Stellungnahme: 24-27


zu den Neuregelungen des Referendariats durch das Justizministerium NRW

Stellungnahme vom

Der Deutsche Juristinnenbund e.V. (djb) lehnt die Neuregelungen des Referendariats durch das nordrhein-westfälische Justizministerium ab und nimmt im Folgenden dazu Stellung.
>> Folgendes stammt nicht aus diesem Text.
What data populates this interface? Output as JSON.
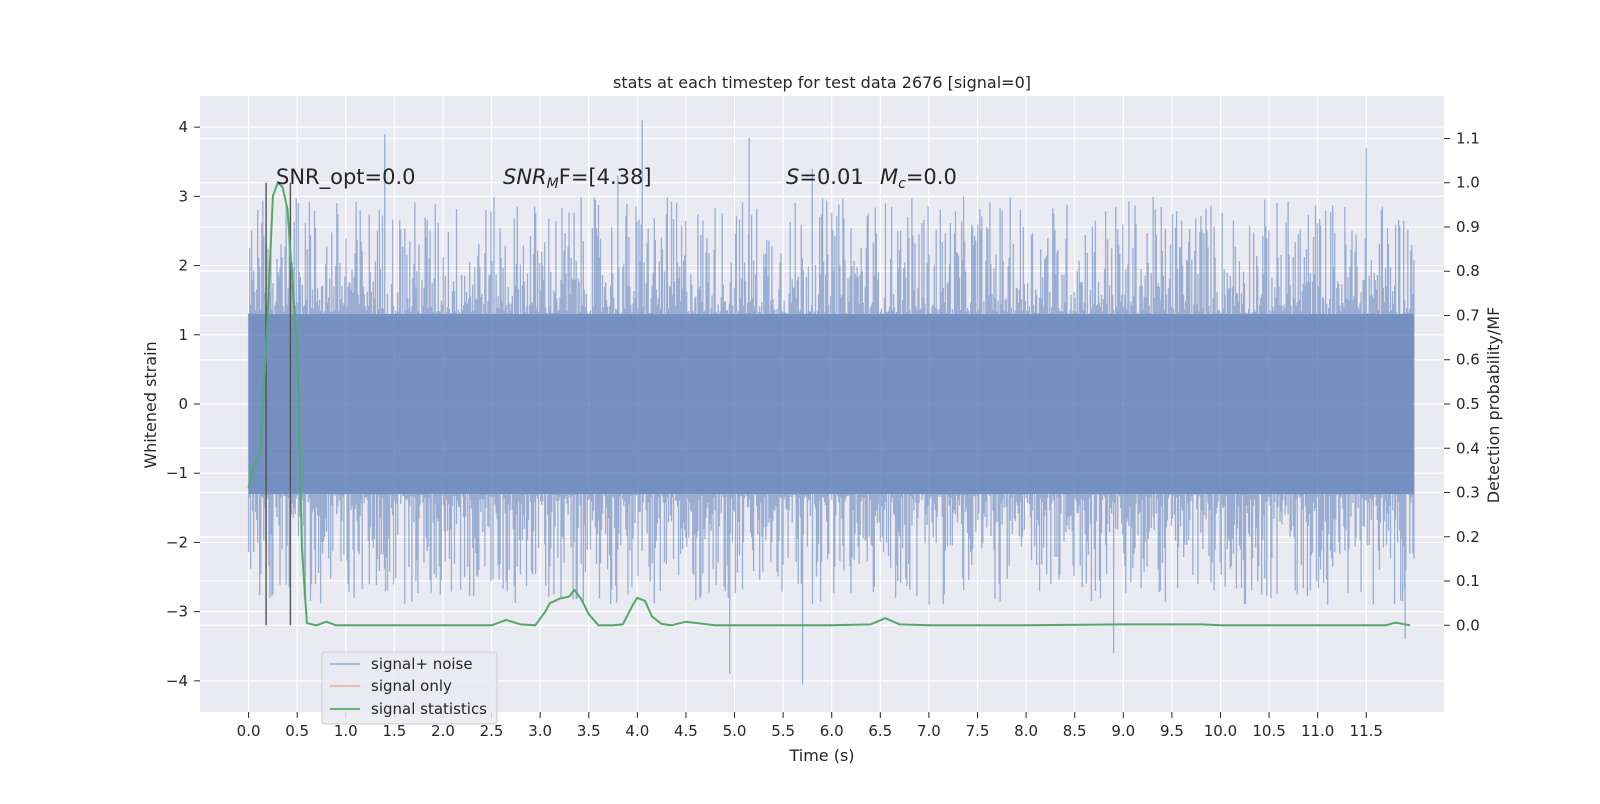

1. Inhalt der Neuregelungen

Das nordrhein-westfälische Justizministerium hat in den letzten Wochen überraschend drei wesentliche Änderungen des Referendariats angekündigt. So wurde Ende Juni bekannt, dass die mündliche Prüfung nicht wie bisher im 26. Ausbildungsmonat, sondern schon im 25. Ausbildungsmonat und damit unmittelbar im Anschluss an die Wahlstation erfolgen soll. Zudem soll das Ausbildungsverhältnis zukünftig mit dem Tag der bestandenen (oder endgültig nicht bestandenen) mündlichen Prüfung enden. Auch die Unterhaltsbeihilfe soll nicht mehr bis zum Monatsende, sondern nur noch bis zum Tag der mündlichen Prüfung ausgezahlt werden. Bereits vor einigen Wochen war bekannt geworden, dass die Neueinstellungen im Referendariat deutlich reduziert werden sollen, von bisher etwa 3.700 auf langfristig etwa 3.000 Stellen.[1]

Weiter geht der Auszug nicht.